Mom und Dad bezahlten mir für das Haus in Topanga keine Miete mehr, nachdem ich die meisten meiner Kurse nicht mehr besuchte. Darum lebte ich wieder bei meinen Eltern. In meinem alten Zimmer hielt ich die braunen Läden vor den Fenstern meistens geschlossen. Mittlerweile hatte ich den Fußboden mit einer zentimeterdicken Schaumgummimatte ausgelegt, auf der unechte Orientteppiche lagen. Auf einer Tischplatte hatte ich einen Altar aufgebaut, der aus Bildern vom Maharishi, Krishna und Paramahansa Yogananda, dem Autor des Buches „Autobiografie eines Yogis“, bestand. Ständig brannten Kerzen. Durch die Hintertür konnte ich zu jeder Tages- und Nachtzeit raus oder rein. Wenn sich der Hunger bemerkbar machte, plünderte ich den Kühlschrank oder nahm die miserable Stimmung beim Abendessen auf mich. Ich hatte meine eigene geheime Welt und die häusliche Routine der Eltern erschien mir hinsichtlich meiner Erlebnisse im Topanga Canyon ziemlich langweilig.

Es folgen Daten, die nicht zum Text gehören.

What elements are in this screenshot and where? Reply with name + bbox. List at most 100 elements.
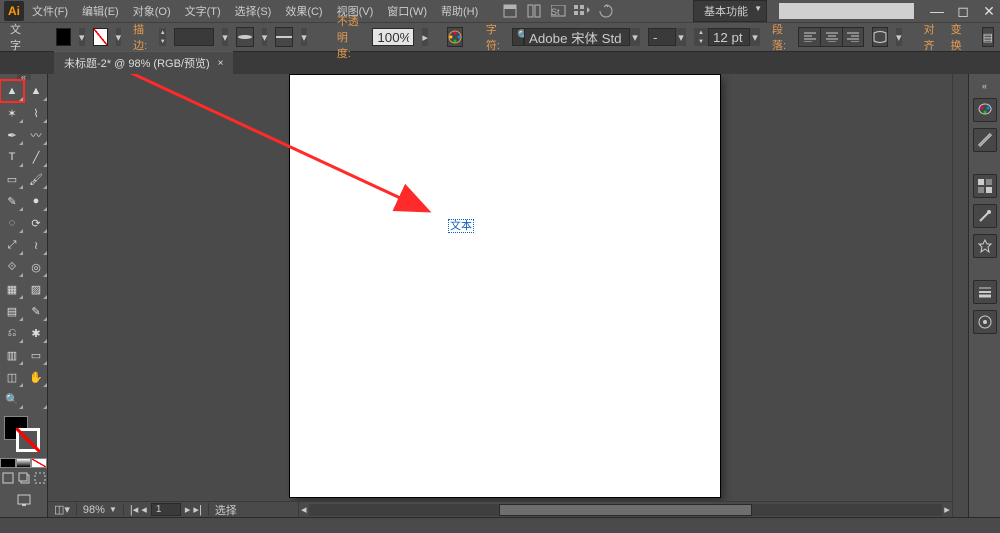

Nichts wäre mir lieber gewesen als unter den Fittichen meiner Eltern hervorzukriechen und mir einen ähnlichen Platz zu suchen wie Ray ihn inzwischen gefunden hatte. Westwood ist so lahm! Das einzige, was ich dort machen konnte, war, um Mitternacht zum Mormonentempel zu schleichen und dort einen Meditationsspaziergang einzulegen. In Venice hätte ich mit Jim zusammensein können. Er war ein faszinierender Mensch und stellte alles in Frage. Zur Hölle: Rays viktorianisches Appartement mit zwei Zimmern kostete inklusiv Meeresblick nur 75 Dollar im Monat!
Venice … Mann! Da treiben sich keine Surfer herum. Dort gibt es Künstler und Musiker. Beatnikstimmung! Toll!
„Hör dir das mal an“, sagte Jim, als er mich ins Haus ließ. Sein Haar war noch nass von der Dusche und während er mich ins Zimmer begleitete, strich er affektiert mit seinen Händen hindurch. Die Löwenmähne fiel perfekt in Form.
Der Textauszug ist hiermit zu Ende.